Sadly, all too often researchers rely on direct requests for data sharing, but this is unreliable and unsustainable. Andrew Hufton, managing editor for Scientific Data, warned that data is disappearing at a rate of about 17 per cent per year (Vines et al, 2014). Data too often remains unreferenced and invisible, and that appropriate credit is rarely given to those who do not publish their data.

Other speakers touched on the point that, historically, the system of science publication has asked everyone, from authors to peer reviewers and editors, to work on trust alone. Jeorg Heber, executive editor of Nature Communications, reminded us that Watson and Crick’s 1952 paper on the structure of DNA contained no data whatsoever, but this simply wouldn’t be enough anymore. Increasingly, even sharing your data is not enough. The narrative of how the data was collected is becoming more and more important (particularly so in patent applications, for example).

Matt Sydes, senior scientist and senior medical statistician at UCL, noted that although sharing of medical data has many challenges, the debate has switched from whether medical data can be shared to how it should be shared. Sydes made the point that although some promote distorting data to protect patients’ identities, this leads to complications in itself, weakening datasets, and is also potentially problematic under the Data Protection Act. His work has focused on developing a controlled access approach to data sharing as a more pragmatic way to increase reuse of personal data from clinical trials.

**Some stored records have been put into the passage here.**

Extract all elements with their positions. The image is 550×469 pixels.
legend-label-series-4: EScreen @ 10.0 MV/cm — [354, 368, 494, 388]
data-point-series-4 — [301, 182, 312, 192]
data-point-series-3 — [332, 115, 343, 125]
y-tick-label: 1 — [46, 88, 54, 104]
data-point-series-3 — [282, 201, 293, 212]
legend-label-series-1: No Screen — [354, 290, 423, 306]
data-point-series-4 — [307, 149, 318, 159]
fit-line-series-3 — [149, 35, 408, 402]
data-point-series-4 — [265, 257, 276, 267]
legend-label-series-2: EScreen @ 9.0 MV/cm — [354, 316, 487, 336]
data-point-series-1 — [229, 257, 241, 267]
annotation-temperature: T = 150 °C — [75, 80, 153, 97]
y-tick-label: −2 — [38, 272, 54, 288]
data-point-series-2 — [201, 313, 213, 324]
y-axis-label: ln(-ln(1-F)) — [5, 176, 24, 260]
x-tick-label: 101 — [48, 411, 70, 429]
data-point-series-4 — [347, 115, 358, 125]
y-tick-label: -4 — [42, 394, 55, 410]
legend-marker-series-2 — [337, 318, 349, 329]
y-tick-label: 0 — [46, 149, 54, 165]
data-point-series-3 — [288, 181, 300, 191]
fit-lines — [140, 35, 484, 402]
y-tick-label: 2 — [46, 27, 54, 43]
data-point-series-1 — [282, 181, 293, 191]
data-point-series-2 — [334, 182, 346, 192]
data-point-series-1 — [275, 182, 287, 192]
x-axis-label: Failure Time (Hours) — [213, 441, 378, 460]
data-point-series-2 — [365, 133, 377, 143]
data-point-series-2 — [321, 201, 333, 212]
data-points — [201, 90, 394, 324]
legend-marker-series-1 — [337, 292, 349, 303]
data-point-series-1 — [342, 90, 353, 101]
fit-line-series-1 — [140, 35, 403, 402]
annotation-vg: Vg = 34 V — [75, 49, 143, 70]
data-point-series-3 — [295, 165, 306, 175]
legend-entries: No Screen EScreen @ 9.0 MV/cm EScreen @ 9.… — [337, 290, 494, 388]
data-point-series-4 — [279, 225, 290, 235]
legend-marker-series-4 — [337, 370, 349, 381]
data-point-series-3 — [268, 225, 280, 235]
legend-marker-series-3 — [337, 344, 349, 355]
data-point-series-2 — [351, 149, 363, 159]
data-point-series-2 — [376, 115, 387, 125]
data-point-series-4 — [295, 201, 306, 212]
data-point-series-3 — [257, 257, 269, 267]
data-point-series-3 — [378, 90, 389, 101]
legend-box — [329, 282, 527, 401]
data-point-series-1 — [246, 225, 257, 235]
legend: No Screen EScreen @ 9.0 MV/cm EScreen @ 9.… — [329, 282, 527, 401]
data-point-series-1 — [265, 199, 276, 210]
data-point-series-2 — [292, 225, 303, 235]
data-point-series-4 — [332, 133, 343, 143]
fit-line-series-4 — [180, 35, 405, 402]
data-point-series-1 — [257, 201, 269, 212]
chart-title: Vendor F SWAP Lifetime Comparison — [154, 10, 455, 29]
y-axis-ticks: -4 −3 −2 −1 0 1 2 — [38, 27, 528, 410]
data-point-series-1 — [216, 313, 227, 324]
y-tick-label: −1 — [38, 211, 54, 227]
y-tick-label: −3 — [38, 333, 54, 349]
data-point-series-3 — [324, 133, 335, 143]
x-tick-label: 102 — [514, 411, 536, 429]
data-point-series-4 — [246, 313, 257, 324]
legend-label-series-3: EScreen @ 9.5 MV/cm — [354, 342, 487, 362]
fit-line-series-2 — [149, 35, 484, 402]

There is also increased attention on transparency of clinical trials, as Rufus Pollock from Open Knowledge noted, in presenting plans for OpenTrials, a database of all data and documents, on all trials.

Other tools presented by researchers, in the popular lightning talks section of the event, included Active Data Biology – from Sam Payne, Pacific Northwest National Laboratory. This tool enables analysis and sharing of data with collaborators and the public, and creates backed-up versions in an online repository.

Frey and other speakers’ experience has taught them that the students and post-docs who kept well managed and documented data saved themselves both time and pain in the long run. A familiar anecdote was how hard it can be for a final year PhD student to write up their thesis using data collected in their first year.

As well as tools to help with these problems, delegates also gained insights into examples of how to optimise data presentation and archiving to ease the process of publishing work in journals in the Nature Publishing Group portfolio, from Hufton and Heber.

For early career researchers, embedding good practice in data organisation and presentation at the start of a research project can have benefits in terms of efficiency of getting published and greater reuse of their work.

A powerful example from Heber was that open data is playing an increasingly important role in the understanding of global public health emergencies as they emerge, rather than waiting for publication of results. As important as data can be for a researcher’s career and publications, we mustn’t forget that open, properly archived data might have the potential to benefit science well beyond a generation.

Iain Hrynaszkiewicz, is head of data and HSS Publishing in the Open Research Group at Springer Nature; Amy Bourke-Waite is senior corporate communications manager at Springer Nature.